We reserve the right to retain the information collected up to the date of cancellation of the Envestnet | Yodlee-connected service. This data will always be maintained under the same security and privacy controls that are in place for active users. We will retain and use consumer information as necessary to comply with our legal obligations, resolve disputes, and enforce our agreements.
Accuracy
The information we have about consumers is provided by our clients or obtained from the third party sites from which consumers authorize us to collect their data. Therefore consumers must provide accurate information to these parties to enable us to operate on their behalf. To change this information and other personal information from third party providers, consumes will need to follow the procedures set forth by the third-party providers themselves.
Safeguards
At Envestnet | Yodlee, the security of your personal information is important to us.
We understand the need for our customers’ personal data to be completely secure and private, and we have designed and deployed (as a part of the Envestnet | Yodlee Services) a state-of-the-art system to protect our customer’s’ personal information. Envestnet | Yodlee maintains physical, electronic, and procedural safeguards that comply with federal standards to guard your personal information held by Envestnet | Yodlee relative to the Envestnet | Yodlee Services.

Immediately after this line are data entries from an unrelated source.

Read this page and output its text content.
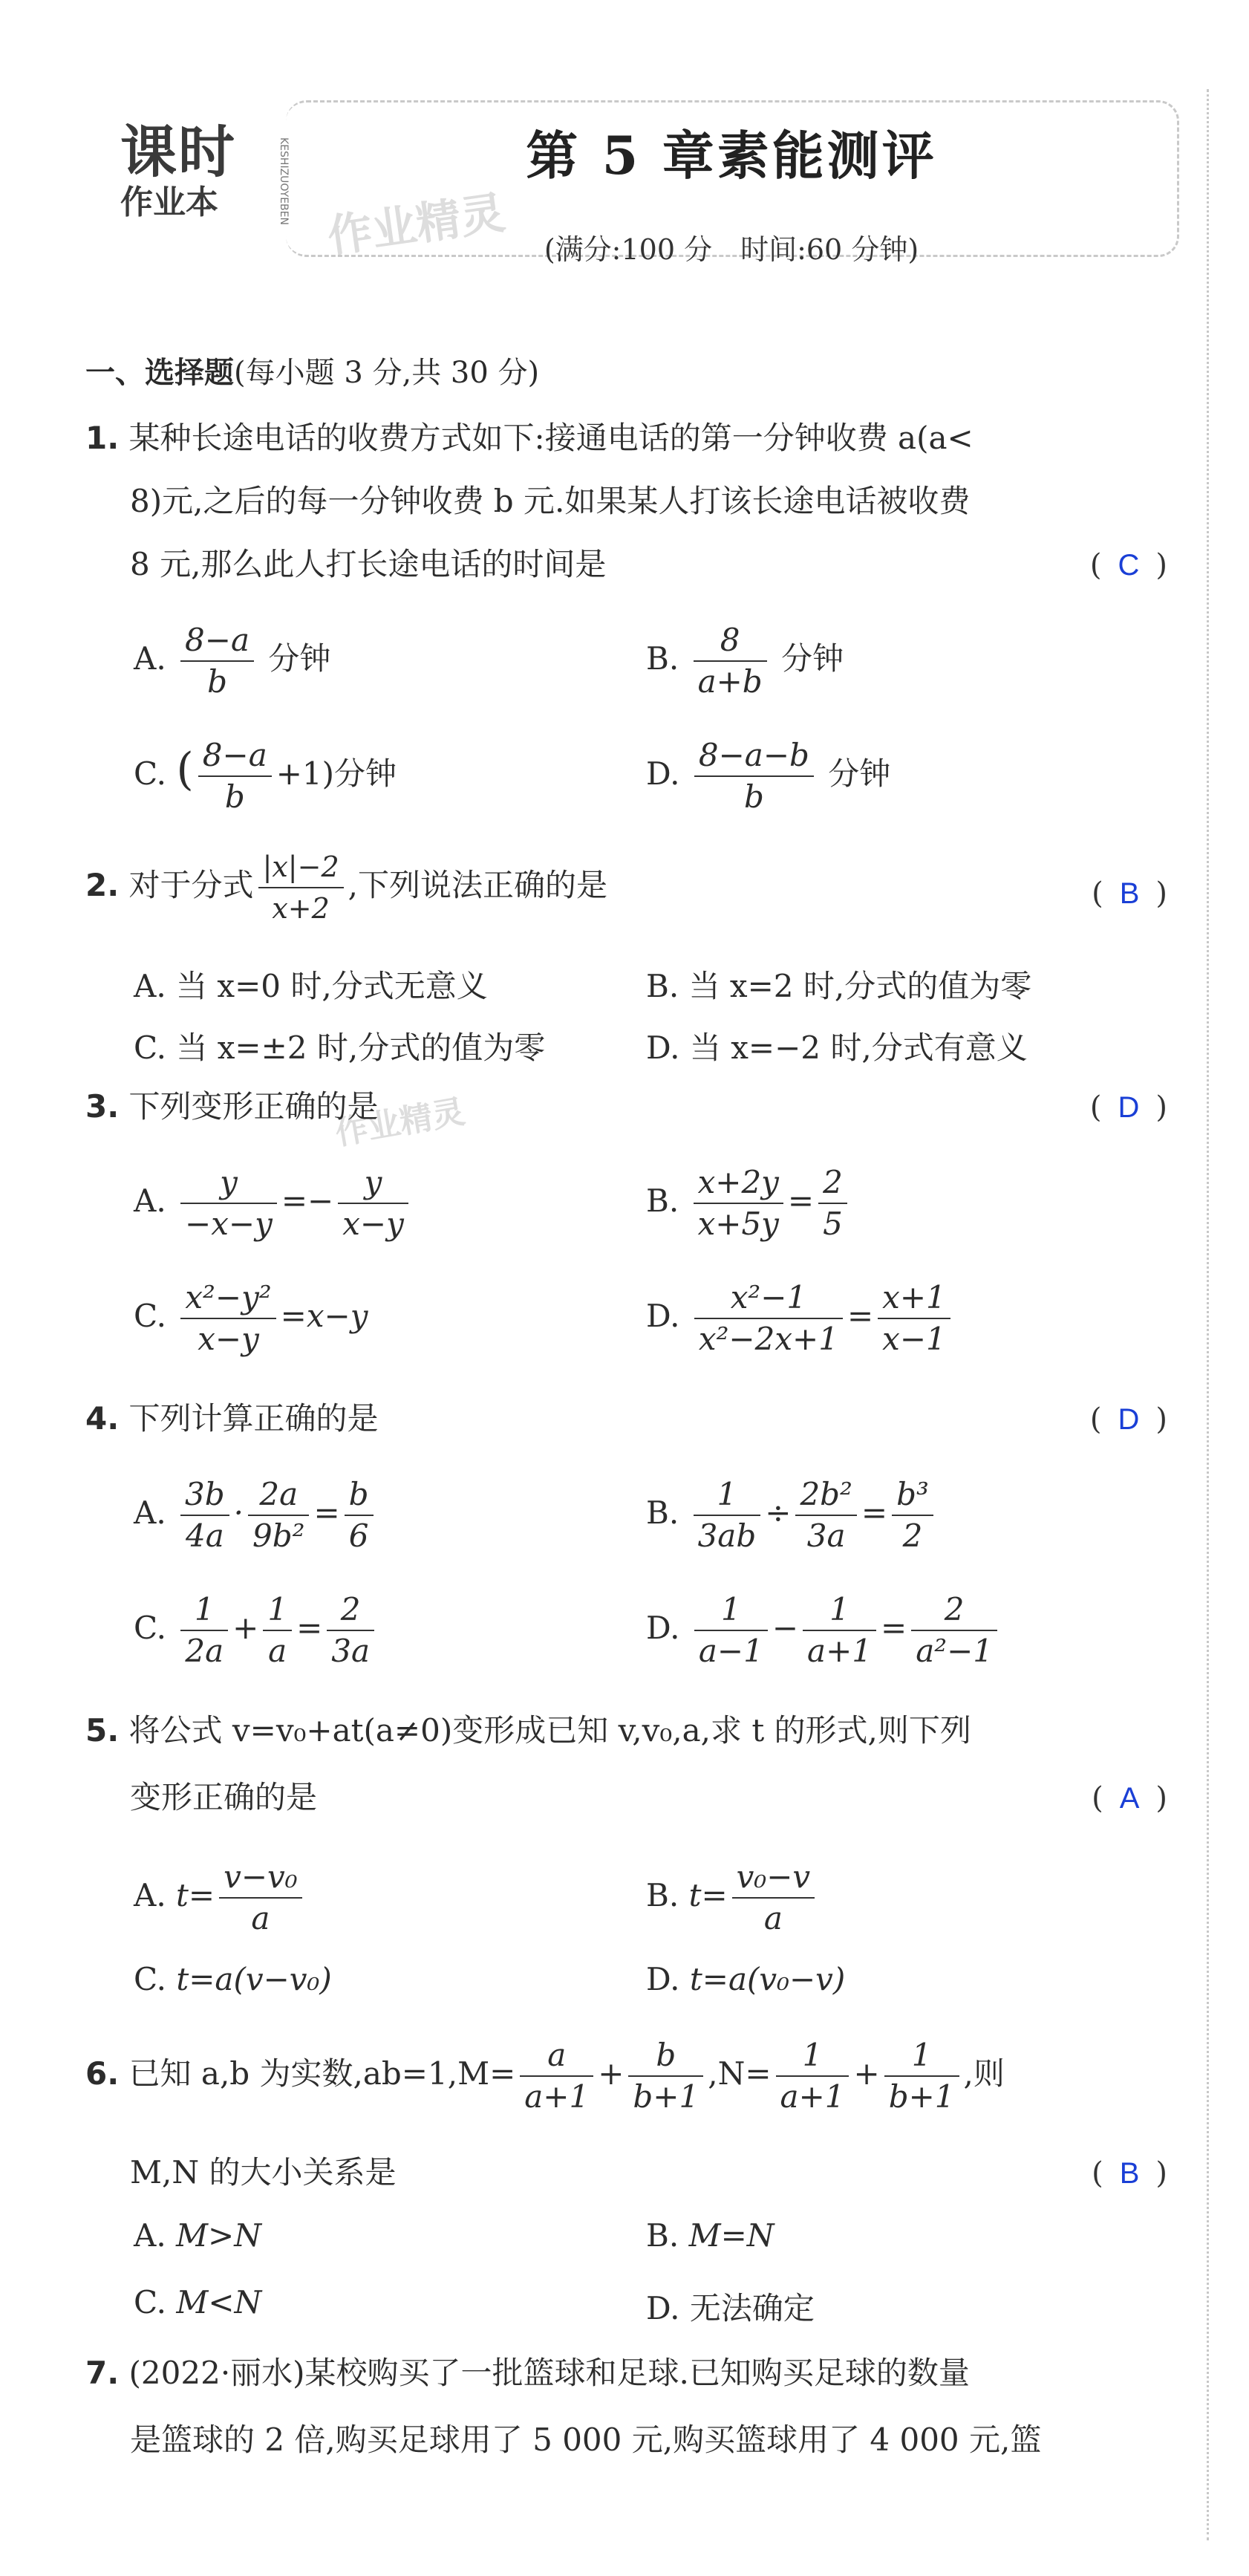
课时
作业本	KESHIZUOYEBEN	第 5 章素能测评
(满分:100 分　时间:60 分钟)
作业精灵
作业精灵
一、选择题(每小题 3 分,共 30 分)
1. 某种长途电话的收费方式如下:接通电话的第一分钟收费 a(a<
8)元,之后的每一分钟收费 b 元.如果某人打该长途电话被收费
8 元,那么此人打长途电话的时间是	( C )
A. $\frac{8-a}{b}$ 分钟	B. $\frac{8}{a+b}$ 分钟
C. ( $\frac{8-a}{b} +1$)分钟	D. $\frac{8-a-b}{b}$ 分钟
2. 对于分式 $\frac{|x|-2}{x+2}$ ,下列说法正确的是	( B )
A. 当 x=0 时,分式无意义	B. 当 x=2 时,分式的值为零
C. 当 x=±2 时,分式的值为零	D. 当 x=−2 时,分式有意义
3. 下列变形正确的是	( D )
A. $\frac{y}{-x-y} =- \frac{y}{x-y}$	B. $\frac{x+2y}{x+5y} = \frac{2}{5}$
C. $\frac{\text{x²−y²}}{x-y} =x-y$	D. $\frac{\text{x²−1}}{\text{x²−2x+1}} = \frac{x+1}{x-1}$
4. 下列计算正确的是	( D )
A. $\frac{3b}{4a} \cdot \frac{2a}{\text{9b²}} = \frac{b}{6}$	B. $\frac{1}{3ab} \div \frac{\text{2b²}}{3a} = \frac{\text{b³}}{2}$
C. $\frac{1}{2a} + \frac{1}{a} = \frac{2}{3a}$	D. $\frac{1}{a-1} - \frac{1}{a+1} = \frac{2}{\text{a²−1}}$
5. 将公式 v=v₀+at(a≠0)变形成已知 v,v₀,a,求 t 的形式,则下列
变形正确的是	( A )
A. $t= \frac{\text{v−v₀}}{a}$	B. $t= \frac{\text{v₀−v}}{a}$
C. t=a(v−v₀)	D. t=a(v₀−v)
6. 已知 a,b 为实数$,ab=1,M= \frac{a}{a+1} + \frac{b}{b+1} ,N= \frac{1}{a+1} + \frac{1}{b+1}$ ,则
M,N 的大小关系是	( B )
A. M>N	B. M=N
C. M<N	D. 无法确定
7. (2022·丽水)某校购买了一批篮球和足球.已知购买足球的数量
是篮球的 2 倍,购买足球用了 5 000 元,购买篮球用了 4 000 元,篮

When you entrust your credentials to us, we encrypt that information using strong encryption and store them in our databases. The Envestnet | Yodlee databases are logically and physically protected at a secure, third party site and are monitored by security personnel twenty-four hours a day.
Openness
Transparency is not only a requirement of Canada’s privacy principles, it’s necessary to maintain the trust of our clients and for our clients to maintain the trust of their customers. Each provider of Envestnet | Yodlee-connected services has been provided with comprehensive documentation about our security, privacy, and compliance programs and conducts their own assessments to ensure we are meeting their, and consumers’, expectations. We engage with regulators and industry to promote good practices for consumer protection and data security.
Individual Access
When a service provider enables a consumer’s Envestnet | Yodlee-connected services, they register the consumer using a generic user ID (GUID) that is only meaningful to them. For this reason, we cannot readily identify a consumer in our database to provide the consumer with direct access to the information we have about them. Therefore, each consumer should work with their service provider for any such requests and we will work the service provider to provide this information. If that is not possible, consumers should contact Envestnet | Yodlee Customer Care.
Challenging Compliance
Envestnet | Yodlee has clear procedures in place to receive and respond to complaints or inquiries about our practices relating to the handling of personal information. Consumers should contact their provider of Envestnet Yodlee-connected services or contact Envestnet | Yodlee Customer Care with any questions or concerns.
Australia
Envestnet | Yodlee adheres to applicable aspects of the Australian Privacy Principles in our role as a service provider to our clients.
South Africa
Envestnet | Yodlee adheres to applicable aspects of the Protection of Personal Information regulation in our role as a service provider to our clients.
India
Envestnet | Yodlee adheres to applicable aspects of The Privacy Act in our role as a service provider to our clients.